Starbucks customers help pay it forward with free snacks for medical personnel
Tulsa, Okla. – The day after Starbucks announced it would give free coffee to all first responders across the country, Lauren Merhi wondered what else she could do.
A Starbucks barista hired last September, Lauren works at a store across the street from Saint Francis Hospital, the biggest in Tulsa. Many of the store’s regular customers are medical personnel and hospital staff. Every morning, the store preps for the daily “nurse rush.”
“How can we show appreciation and how can we get the community involved?” she wondered.
Her idea? A pay-it-forward campaign, with a twist.
Periodically, in Starbucks drive-thrus around the world, chains of people paying for the order of the person behind them spring up spontaneously. But Lauren had the idea of funneling that spirit of customer kindness in a different way, by inviting those who want to help to buy snacks for medical personnel, hospital staff and other first responders.
“It’s being able to make a difference in a time when a lot of people don’t have a lot of control over the situation,” Lauren says. “It’s something small that people can contribute, during a time when people may need something small like that.”
The purchased snacks are put in a bin, and store partners add a note of encouragement. If someone drives up with a hospital badge or medical scrubs or is obviously a first responder, partners offer a free snack. So far, the store has given away about 300 items: protein bars, chips, cookies, nuts. The idea has already caught on with another store in the district.
“We let them know it’s been bought by people in the community who want to show appreciation,” says Jenna Akuma, the store manager. “It’s not just Starbucks doing this. It’s friends and neighbors. It’s been overwhelmingly supportive. Everybody’s pitched in to just lift the community up.”
One regular customer, an obstetrician/gynecologist at Saint Francis, agreed to match all snacks purchased last Saturday – a total of 49. Then the doctor purchased 49 more on Sunday and delivered them all to the nurses and staff in the labor and delivery ward.

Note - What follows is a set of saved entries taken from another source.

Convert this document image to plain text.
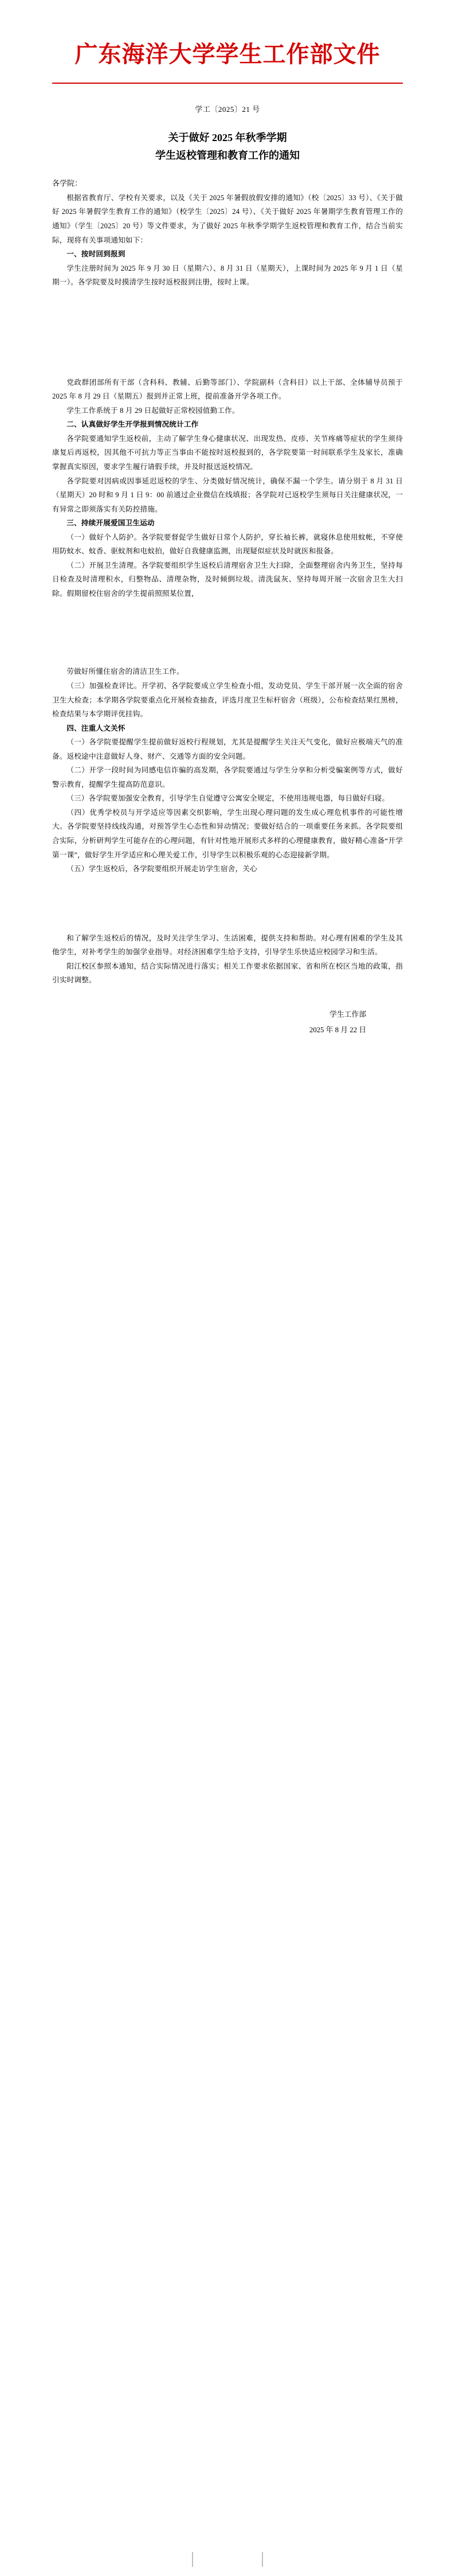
广东海洋大学学生工作部文件
学工〔2025〕21 号
关于做好 2025 年秋季学期
学生返校管理和教育工作的通知
各学院：

根据省教育厅、学校有关要求，以及《关于 2025 年暑假放假安排的通知》（校〔2025〕33 号）、《关于做好 2025 年暑假学生教育工作的通知》（校学生〔2025〕24 号）、《关于做好 2025 年暑期学生教育管理工作的通知》（学生〔2025〕20 号）等文件要求，为了做好 2025 年秋季学期学生返校管理和教育工作，结合当前实际，现将有关事项通知如下：

一、按时回到报到

学生注册时间为 2025 年 9 月 30 日（星期六）、8 月 31 日（星期天），上课时间为 2025 年 9 月 1 日（星期一）。各学院要及时摸清学生按时返校报到注册，按时上课。

党政群团部所有干部（含科科、教辅、后勤等部门）、学院副科（含科目）以上干部、全体辅导员预于 2025 年 8 月 29 日（星期五）报到并正常上班，提前准备开学各项工作。

学生工作系统于 8 月 29 日起做好正常校园值勤工作。

二、认真做好学生开学报到情况统计工作

各学院要通知学生返校前，主动了解学生身心健康状况、出现发热、皮疹、关节疼痛等症状的学生须待康复后再返校，因其他不可抗力等正当事由不能按时返校报到的，各学院要第一时间联系学生及家长，准确掌握真实原因，要求学生履行请假手续，并及时报送返校情况。

各学院要对因病或因事延迟返校的学生、分类做好情况统计，确保不漏一个学生。请分别于 8 月 31 日（星期天）20 时和 9 月 1 日 9：00 前通过企业微信在线填报；各学院对已返校学生须每日关注健康状况，一有异常之即须落实有关防控措施。

三、持续开展爱国卫生运动

（一）做好个人防护。各学院要督促学生做好日常个人防护，穿长袖长裤，就寝休息使用蚊帐，不穿使用防蚊水、蚊香、驱蚊剂和电蚊拍，做好自我健康监测，出现疑似症状及时就医和报备。

（二）开展卫生清理。各学院要组织学生返校后清理宿舍卫生大扫除，全面整理宿舍内务卫生，坚持每日检查及时清理积水，归整物品、清理杂物，及时倾倒垃圾。清洗鼠灰、坚持每周开展一次宿舍卫生大扫除。假期留校住宿舍的学生提前照照某位置，

劳做好所懂住宿舍的清洁卫生工作。

（三）加强检查评比。开学初、各学院要成立学生检查小组，发动党员、学生干部开展一次全面的宿舍卫生大检查；本学期各学院要重点化开展检查抽查，评选月度卫生标杆宿舍（班级），公布检查结果红黑榜，检查结果与本学期评优挂钩。

四、注重人文关怀

（一）各学院要提醒学生提前做好返校行程规划，尤其是提醒学生关注天气变化，做好应极端天气的准备。返校途中注意做好人身、财产、交通等方面的安全问题。

（二）开学一段时间为同感电信诈骗的高发期，各学院要通过与学生分享和分析受骗案例等方式，做好警示教育，提醒学生提高防范意识。

（三）各学院要加强安全教育，引导学生自觉遵守公寓安全规定，不使用违规电器，每日做好归寝。

（四）优秀学校员与开学适应等因素交织影响，学生出现心理问题的发生成心理危机事件的可能性增大。各学院要坚持线线沟通，对预答学生心态性和异动情况；要做好结合的一项重要任务来抓。各学院要组合实际，分析研判学生可能存在的心理问题，有针对性地开展形式多样的心理健康教育，做好精心准备“开学第一课”，做好学生开学适应和心理关爱工作，引导学生以积极乐观的心态迎接新学期。

（五）学生返校后，各学院要组织开展走访学生宿舍，关心

和了解学生返校后的情况，及时关注学生学习、生活困难，提供支持和帮助。对心理有困难的学生及其他学生，对补考学生的加强学业指导。对经济困难学生给予支持，引导学生乐快适应校园学习和生活。

阳江校区参照本通知，结合实际情况进行落实；相关工作要求依据国家、省和所在校区当地的政策，指引实时调整。

学生工作部
2025 年 8 月 22 日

“A lot of people feel like anything they do isn’t big enough,” says the doctor, who wishes to remain anonymous. “But the truth is, the simplest things are exactly what people need right now.”
Jenna and Lauren hope the idea catches on, and inspires others to think about how they can be kind and keep creating community during hard times.
“I hope that it inspires our customers to find something they can do,” Lauren says. “My gears are turning. I’m trying to think of something else that can involve us in our community. There are people that deserve to be appreciated, all the time.”